Engineering workflow pipelines to handle data collection and analysis at large scale across a distributed architecture — spanning separate instrument and supercomputing facilities, management structures, authentication and authorizations systems, and other technical and organizational disparities — requires reliable, easily programmable interfaces (APIs) to HPC resources that are based on common, industry-standard tools and reusable by multiple science communities. Thus, HPC APIs are a key enabling technology for projects that use modern instrument facilities, allowing them to continue their natural upward scaling by leveraging off-site supercomputing resources as easily as they have leveraged on-site HPC clusters in the past.

This page documents programmatic interfaces to HPC resources to enable a new paradigm of scientific endeavors, especially those that are automated or span multiple facilities.

ALCF

ALCF has traditionally developed the Cobalt scheduler for its systems, opening the opportunity to also expose aspects of the scheduler via a programmable API. This work is underway as part of scheduler development in preparation for the Aurora system.

NERSC

NERSC is developing the SuperFacility API that can be used to script jobs or workflows running against NERSC systems. The ultimate goal is the totally automated use of NERSC, integrating everything from compute to storage.

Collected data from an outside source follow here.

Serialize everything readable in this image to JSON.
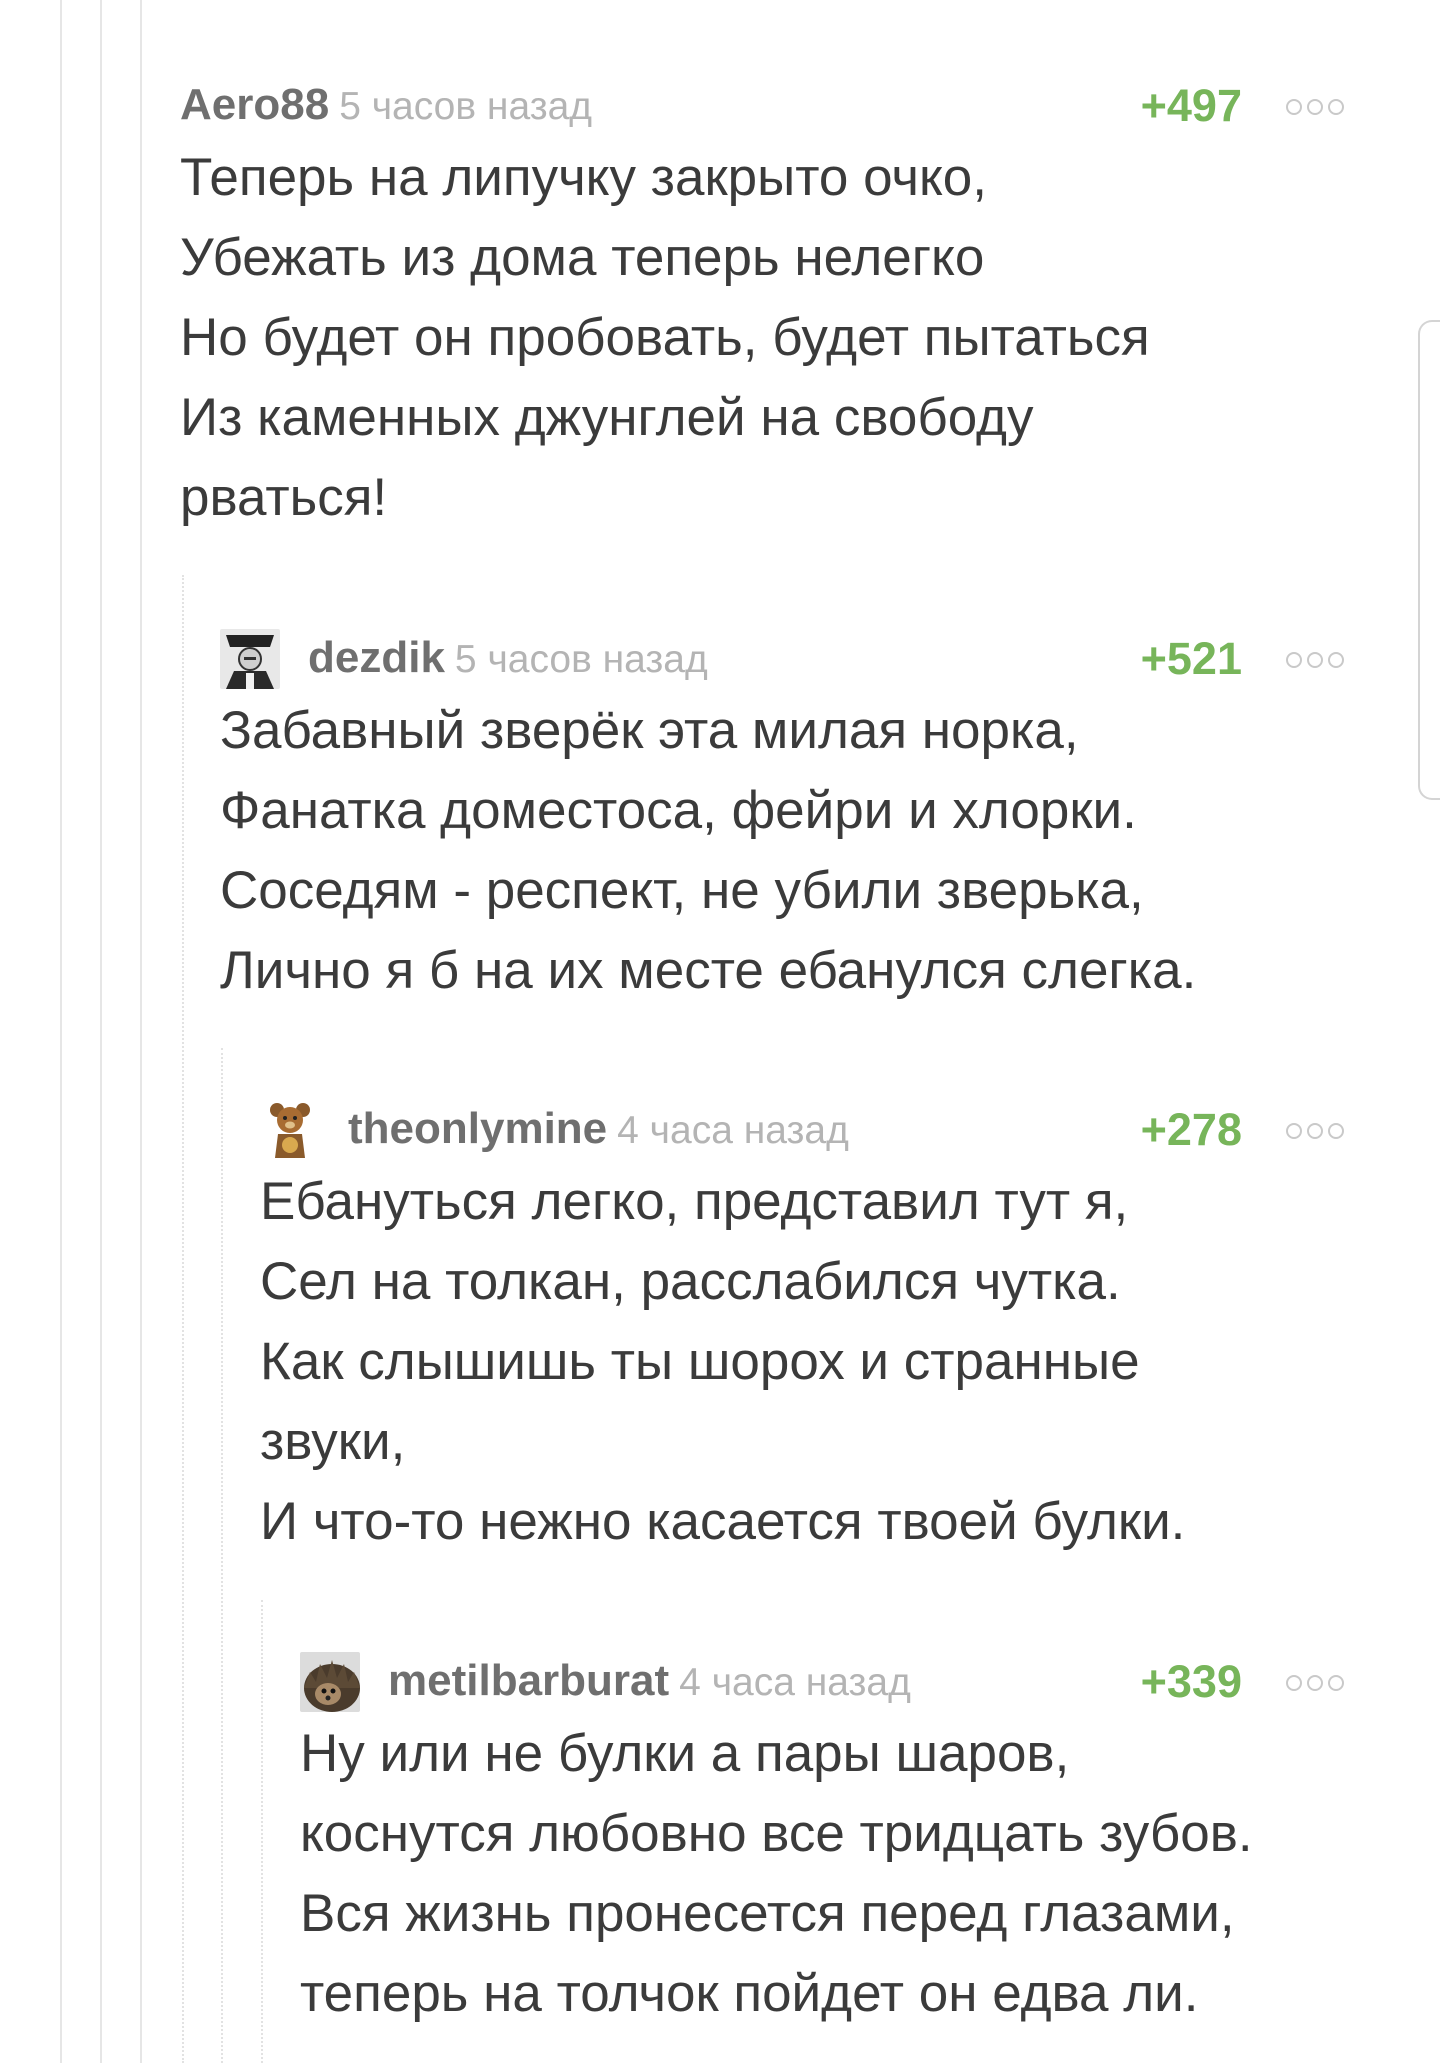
{
  "comments": [
    {
      "author": "Aero88",
      "time": "5 часов назад",
      "rating": "+497",
      "avatar": "none",
      "lines": [
        "Теперь на липучку закрыто очко,",
        "Убежать из дома теперь нелегко",
        "Но будет он пробовать, будет пытаться",
        "Из каменных джунглей на свободу",
        "рваться!"
      ]
    },
    {
      "author": "dezdik",
      "time": "5 часов назад",
      "rating": "+521",
      "avatar": "photo-avatar",
      "lines": [
        "Забавный зверёк эта милая норка,",
        "Фанатка доместоса, фейри и хлорки.",
        "Соседям - респект, не убили зверька,",
        "Лично я б на их месте ебанулся слегка."
      ]
    },
    {
      "author": "theonlymine",
      "time": "4 часа назад",
      "rating": "+278",
      "avatar": "teddy-bear-avatar",
      "lines": [
        "Ебануться легко, представил тут я,",
        "Сел на толкан, расслабился чутка.",
        "Как слышишь ты шорох и странные",
        "звуки,",
        "И что-то нежно касается твоей булки."
      ]
    },
    {
      "author": "metilbarburat",
      "time": "4 часа назад",
      "rating": "+339",
      "avatar": "hedgehog-avatar",
      "lines": [
        "Ну или не булки а пары шаров,",
        "коснутся любовно все тридцать зубов.",
        "Вся жизнь пронесется перед глазами,",
        "теперь на толчок пойдет он едва ли."
      ]
    }
  ],
  "colors": {
    "rating": "#77b55a",
    "author": "#6f6f6f",
    "time": "#b4b4b4",
    "text": "#3b3b3b"
  }
}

Currently, the API is hosted at https://api.nersc.gov/api/v1.2/ and it covers the following functional categories

SF API endpoints

Endpoint

Usage

/account

Get accounting data about the user’s projects, roles, groups and compute and storage allocations

/compute

Run batch jobs and query job and queue statuses on compute resources

/status

Query the status of system components

/storage

Transfer files between storage tiers and external facilities (uses Globus)

/utilities

Traverse the file system, upload and download small files, and execute commands

/tasks

Query the status and results of asynchronous operations

The inclusion of some of these endpoints in the API are rather straightforward. For example, it is essential for HPC workflows to submit jobs and query their status (/compute) and be able to move data efficiently within the HPC center and to the outside world (/storage). The inclusion of other endpoints follows very specific motivations.

Experiments often require HPC-scale computing at short notice because detector output, the driver of compute demand, often varies cyclically. Some experiments may even arrange for multiple compute sites to be available to handle workloads on demand. To build a truly automated and resilient workflow, the scientist (or workflow orchestration service) needs to be able to query the health and status of a facility and make real-time decisions based on the response; for example, if a filesystem is unavailable, the workflow pipeline must not send data to it. This key requirement is fulfilled with a /status endpoint.

Science teams often comprise tens or hundreds of members at different organizations worldwide, with differing needs for data access. These collaborations need a way for PIs to automate the management of their team members’ accounts at the HPC facility — for example, to set access permissions. They also need to manage petabyte-scale data sets across multiple file systems, and move data into and out of the HPC facility as needed. Including these functions through an /account endpoint allows automation of these tasks.

Information on how to sign up for API and find example for its use can be found on NERSC’s documentation pages: https://docs.nersc.gov/services/sfapi/

OLCF

The OLCF is exploring different APIs in the context of its machines and policies as of this writing.

Other

ETH’s CSCS is developing FirecREST, a RESTful Services Gateway to High-Performance Computing (HPC) resources. It is a high-performance and reusable framework that integrates with existing HPC infrastructure, thus enabling the access to HPC resources to web-enabled services.